Sinema yazarı Atilla Dorsay: Emek yoksa ben de yokum

Bir fikir uğruna köşe yazarlığından vazgeçerek örnek oldum. Hiçbir konuma, pozisyona yapışmamak lazım. Vefasız bir sevgiliden ayrılabiliyorsak bundan da ayrılabiliriz. Emek için kendi çapımda eylemler yapacağımı söylemiştim. Köşe yazarlığını bırakmak birincisi oldu. İkincisi de kitap hazırlamak olacak. “İstanbul Nereye?” ve “Beyoğlu Nereye?” adlı iki kitap hazırlayacağım. Beyoğlu kitabında alt başlık “Emek yoksa ben de yokum” olabilir. Bu kitapta Emek Sineması’na yer vereceğim. Dünkü eylemde gaz bombası yedim. Bir mağazaya sığındık. Acı bir olaydı. Şehrin ana caddesinde, amacı bir sinema salonunu korumak olan bir girişim böyle şiddetle karşılanmamalıydı. Haksız, zalim ve çağdışı bir uygulamaydı.

 

Sinema yazarı Sevin Okyay: Bu emri kim verdi?

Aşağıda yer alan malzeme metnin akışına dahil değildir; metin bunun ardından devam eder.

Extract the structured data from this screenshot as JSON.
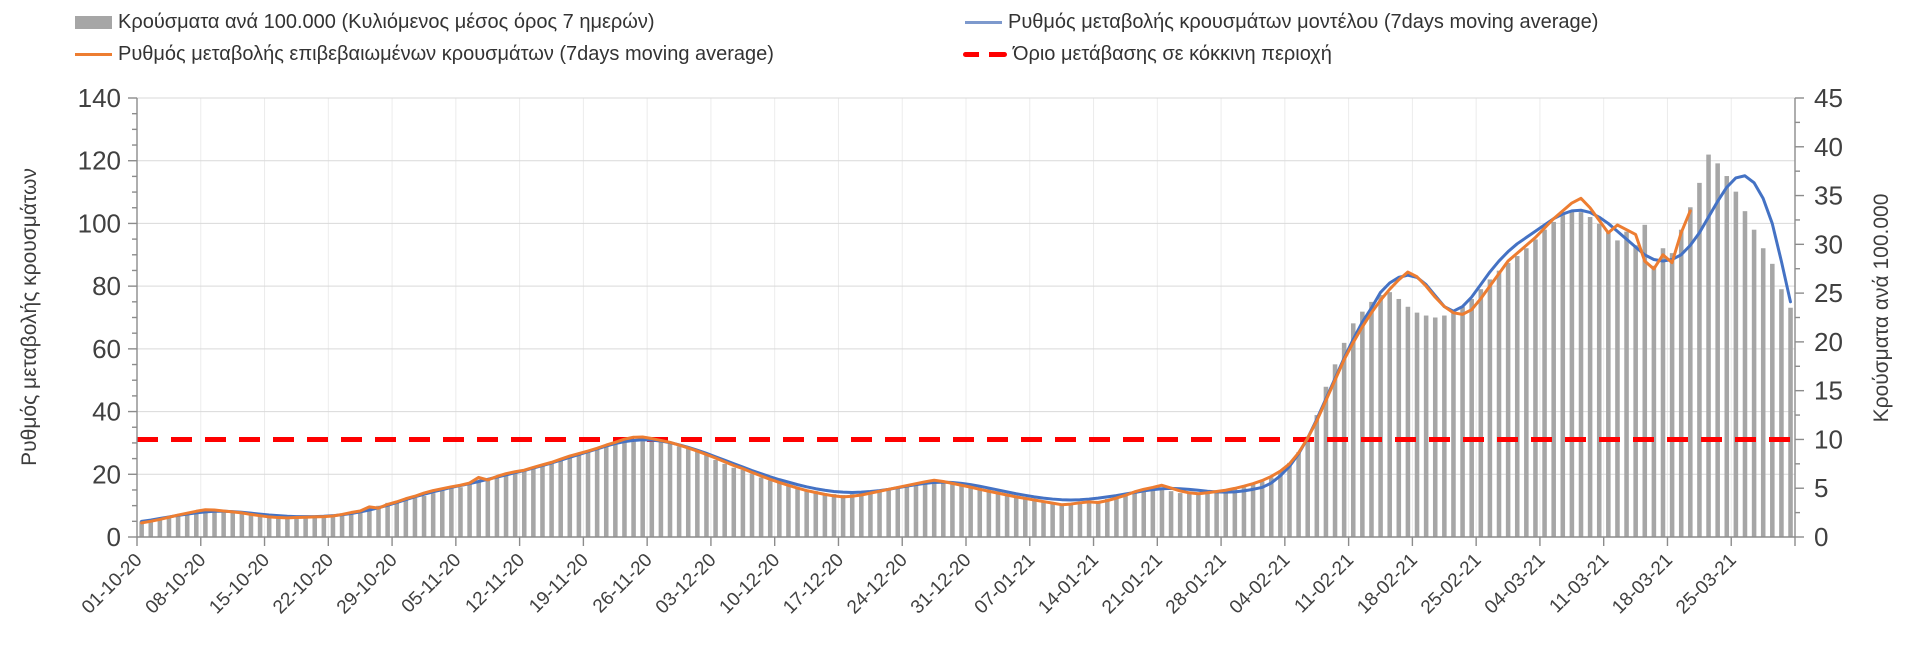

Emek Sineması eylemi gayet barışçıl bir eylemdi. Ama bu müdahalede bulanan polisin bize ne gözle baktığını gerçekten bilemiyorum. Bize karşı içten içe duyulan bir nefrete bağlıyorum. Orada yerli yabancı yönetmenler, sinema oyuncuları, yazarları ve sinemaseverler vardı. Bizim Emek’e, polisin ve diğer yetkililerin yaptığından daha kötüsünü yapmamız mümkün değil. Emek’i koruyamadıkları kesin zaten. Polisin tazyikli suyu nedeniyle yaralananlar, biber gazı yutanlar oldu. Polisin müdahalesinden herkes etkilendi. Bu emri kimin verdiğini cidden merak eriyorum. Çünkü emir vermeden yapılamaz. Böylesine uluslararası bir kültür sanat olayında gerçekten böyle bir şey beklemiyordum.

 

Yönetmen Erden Kıral: Bunun adı vandalizm

Emek Sineması’nın herhangi bir sinema salonu olmaktan öte, simgesel bir önemi vardır, biz dün bunu vurguladık. Bu salon bizden sonraki kuşağın sinema yapmaya karar verdiği bir mekândır. Biz Emek’i geri istediğimizi anlatmak için yürüdük, ancak polis bize saldırarak çok büyük bir ayıp, büyük bir suç işledi, orantısız güç uygulayarak hukuksuzluk yaptı. Aslında Emek, SGK’nin malı, bir başka değişle kamu malı. Bu salon yıkılmayacak denildi, fakat bu doğru değil. Duygusuz bir şey yapılıyor yukarıda, bunun adı vandalizmdir. Ancak biz, İstanbul’un güzelliklerini ve kültürel mirasını korumak zorundayız.

 

Yönetmen Costa-Gavras: Bellek siliniyor

Barışçıl bir toplantı sonrasında çıkan ve tam olarak neyin tetiklediği bilinmeyen şiddet olayları, bize bu toplantının asıl sebebini unutturmamalı. Önemli bir sinema, bir kültür merkezi, tahrip edilmemelidir. Bu sanki geçmiş belleğimizden bir parçayı silmek ve gelecek için önemli bir mekânı ortadan kaldırmak gibidir. Bu da politik, sosyal ve sanatsal bir hata olur. Bulunduğu yerin gerektirdiği tüm saygı ile, Başbakan’a, İstanbul’un kültürel bütünlüğünün garantörüne seslenmek istiyorum. Ondan bu salonu kurtarmasını ve ticaretin kültürden üstün gelmemesi için harekete geçmesini rica ediyorum.

 

‘Dehşetle öğrendik!’

FIPRESCI (Uluslararası Film Eleştirmenleri Federasyonu) Saygın meslektaşımız film eleştirmeni ve İstanbul Film Festivali’nin FIPRESCI jüri üyesi Berke Göl’ün, tarihi Emek Sineması’nın ortadan kaldırılmasını protesto eden bir gösteri sırasında gözaltına alındığını dehşet içinde öğrendik... Bu barışçıl protesto sırasında gaz bombasına maruz kalanlar arasında Türkiye film endüstrisinin aktörleri ve yönetmenlerinin dışında Costa-Gavras, Mike Newell, Marco Bechis de vardı.. Türk sinemacıları ve sinema eleştirmenleri, Emek Sineması’nı yok etmekle ve konseptini değiştirmekle kalmayan, aynı zamanda Türk sinema tarihinin büyük bir bölümüne adını veren Yeşilçam Sokağı’nı ortadan kaldıran bu projeye karşı çıkıyorlar.